Continuiamo a pregare specialmente per coloro che sono morti e per le loro famiglie che, in molti casi, non sono potute rimanere fisicamente con loro negli ultimi momenti. Anche noi abbiamo vissuto questo dolore nella nostra carne con tanti fedeli dell’Opera che sono andati nella casa del Cielo e ai quali ci affidiamo.

D’altra parte abbiamo visto la dedizione generosa – spesso eroica – di tante persone che negli ospedali hanno fatto turni di lavoro quasi senza riposo, che si sono presi cura degli altri nelle loro case, che hanno allungato la loro giornata lavorativa da casa o che hanno svolto lavori irrinunciabili per la società, anche con il rischio di contagiarsi. Il loro esempio ci ha ricordato le parole che Gesù rivolse ai suoi apostoli nell’Ultima Cena: «Io sto in mezzo a voi come colui che serve» (Lc 22, 27).

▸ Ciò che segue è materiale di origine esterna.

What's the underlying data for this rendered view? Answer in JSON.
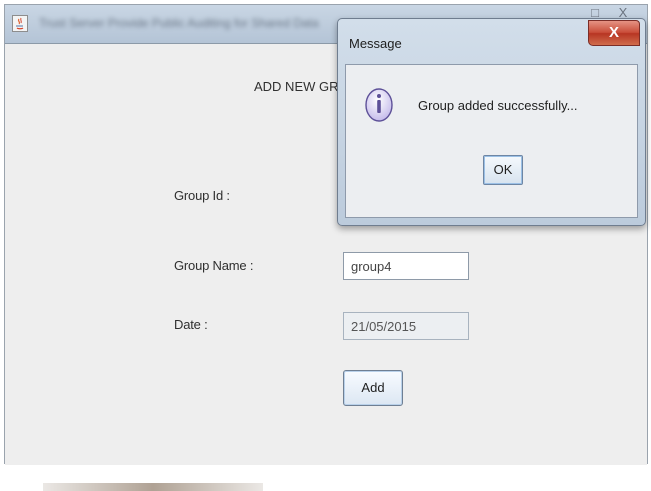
{
  "window": {
    "title": "Trust Server Provide Public Auditing for Shared Data",
    "maximize_glyph": "□",
    "close_glyph": "X"
  },
  "form": {
    "heading": "ADD NEW GRO",
    "group_id_label": "Group Id :",
    "group_name_label": "Group Name :",
    "group_name_value": "group4",
    "date_label": "Date :",
    "date_value": "21/05/2015",
    "add_label": "Add"
  },
  "dialog": {
    "title": "Message",
    "close_label": "X",
    "message": "Group added successfully...",
    "ok_label": "OK",
    "icon": "info-icon"
  },
  "colors": {
    "title_bar": "#c9d6e4",
    "dialog_close": "#c94d39",
    "info_icon": "#cfc6ef"
  }
}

Le circostanze tanto speciali di questi giorni di isolamento hanno spinto molte persone a riflettere sul significato della vita e, in non pochi casi, si è risvegliato in loro un maggiore desiderio di Dio. Forse questo è successo anche a noi. Nello stesso tempo, l’impossibilità di ricevere i sacramenti in modo normale – specialmente l’Eucaristia e la Penitenza – ha portato probabilmente ad apprezzarli e desiderarli di più. In ogni caso, abbiamo cercato di stare di più accanto al Signore e di avvicinare a Lui gli altri. Dio si è fatto presente in molti ambienti e ci ha dato la forza, come pure a tantissime altre persone, di fare compagnia a quanti erano soli e a quanti hanno sofferto in modo particolare.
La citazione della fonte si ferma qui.